Un pas de côté, sans renoncer
Sur le papier, la correction paraît simple: manger un peu plus, lever le pied un jour, ajouter quelques efforts de force. Dans la tête, c’est un déplacement de repères. Élise a dû apprivoiser la peur de « perdre » ce qu’elle croyait avoir gagné par la rigueur. « J’ai compris que ma discipline n’était pas de faire plus, mais de faire mieux », confie-t-elle, un peu étonnée de sa propre phrase.
Le Dr Martin parle d’un « équilibre actif », où l’on respecte la charge autant que la récupération. On renforce les tendons, on nourrit le sang, on écoute le sommeil comme un coach intérieur.
Les petits indices qui comptent
Ce ne sont pas les chronos qui ont trahi, mais des bribes du quotidien. La peau plus sèche, une irritabilité sans vraie raison, des étourdissements après une côte. « Quand on court longtemps, on apprend à ignorer la douleur, et parfois on ignore aussi l’essentiel », admet Élise, mi-amusée, mi-lucide.
Son carnet d’entraînement accueille désormais autant le nombre de kilomètres que trois questions clés: ai-je bien mangé avant, comment ai-je dormi, et qu’est-ce que je ressens maintenant. Ce dialogue simple est devenu sa meilleure donnée.
Recalibrer l’allure
La semaine type a été ajustée.
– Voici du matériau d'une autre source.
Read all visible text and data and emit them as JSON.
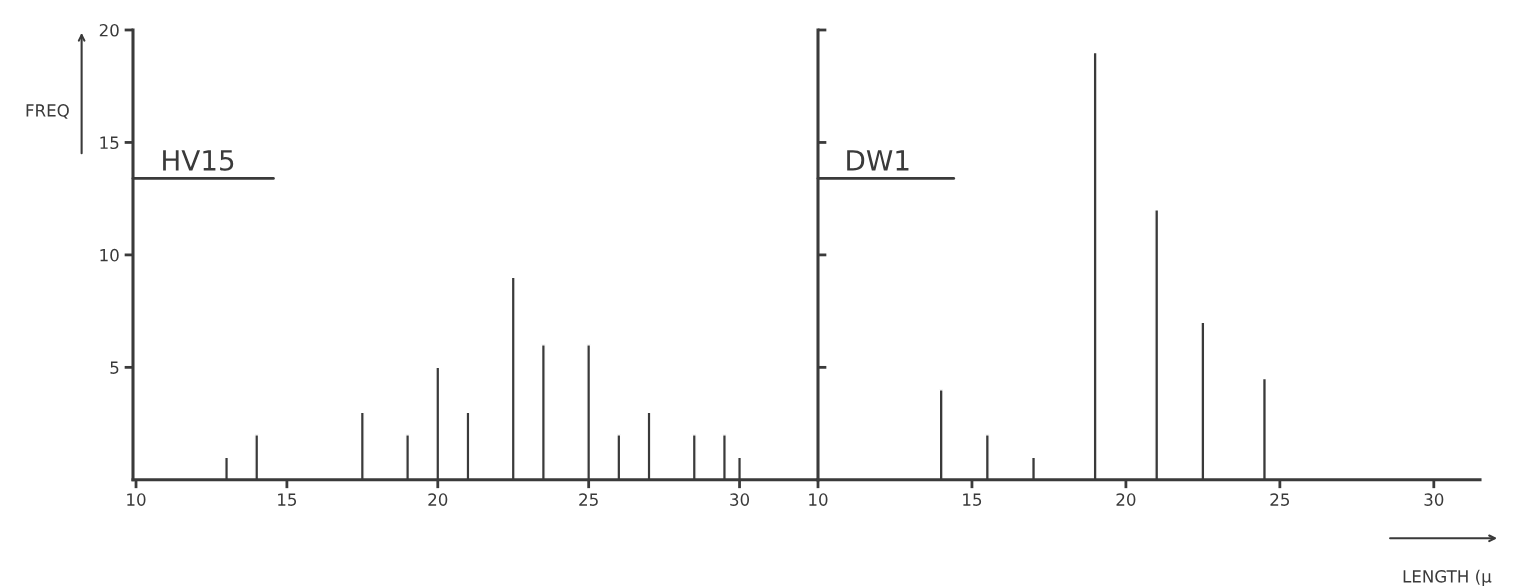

Un jour de repos réel, une séance de côtes remplacée par du renforcement légère. Des glucides plus présents au petit-déjeuner, un apport en protéines fractionné, du calcium et de la vitamine D au rendez-vous. « J’ai l’impression d’avoir soufflé sur des braises et retrouvé une flamme plus nette », dit-elle en reprenant ses matins de course.
Paradoxalement, ses jambes paraissent plus rondes, moins entamées, et ses sorties récupèrent une joie pure. Elle court avec la même fidélité, mais une intention nouvelle.
Pour celles et ceux qui courent sans s’arrêter
- Surveillez quelques signes ténus: fatigue qui s’étire, faim qui disparaît, blessures qui flirtent sans se déclarer, cycles brouillés, humeur qui grince. Ajustez la charge, renforcez la cuisine, et cherchez un regard médical si le doute persiste.
Le rôle du regard extérieur
Sans ce bilan, Élise aurait sans doute continué à « faire comme d’habitude ». L’œil extérieur a fourni le recul que la routine dissout. « Je ne me sentais pas malade, je me croyais au point. J’étais juste à sec là où ça ne se voit pas », résume-t-elle, un brin honteuse mais surtout soulagée.
Le médecin aime cette histoire parce qu’elle parle de prévention, pas de peur. Une pratique exigeante peut rester un plaisir si l’architecture énergétique tient debout.
Courir, oui, mais habiter son corps
Élise a gardé son rituel, et y a glissé des respirations. Boire avant de partir, avaler un fruit bien sucré, accepter un matin blanc sans en faire un drame. Elle porte un regard amical sur ce corps loyal qui l’a menée si loin.
« J’ai découvert que mes limites n’étaient pas des barrages, mais des balises lumineuses », dit-elle, sereine. Et ses pas, désormais, racontent une histoire moins têtue, plus pleine, où l’effort et l’écoute avancent de concert.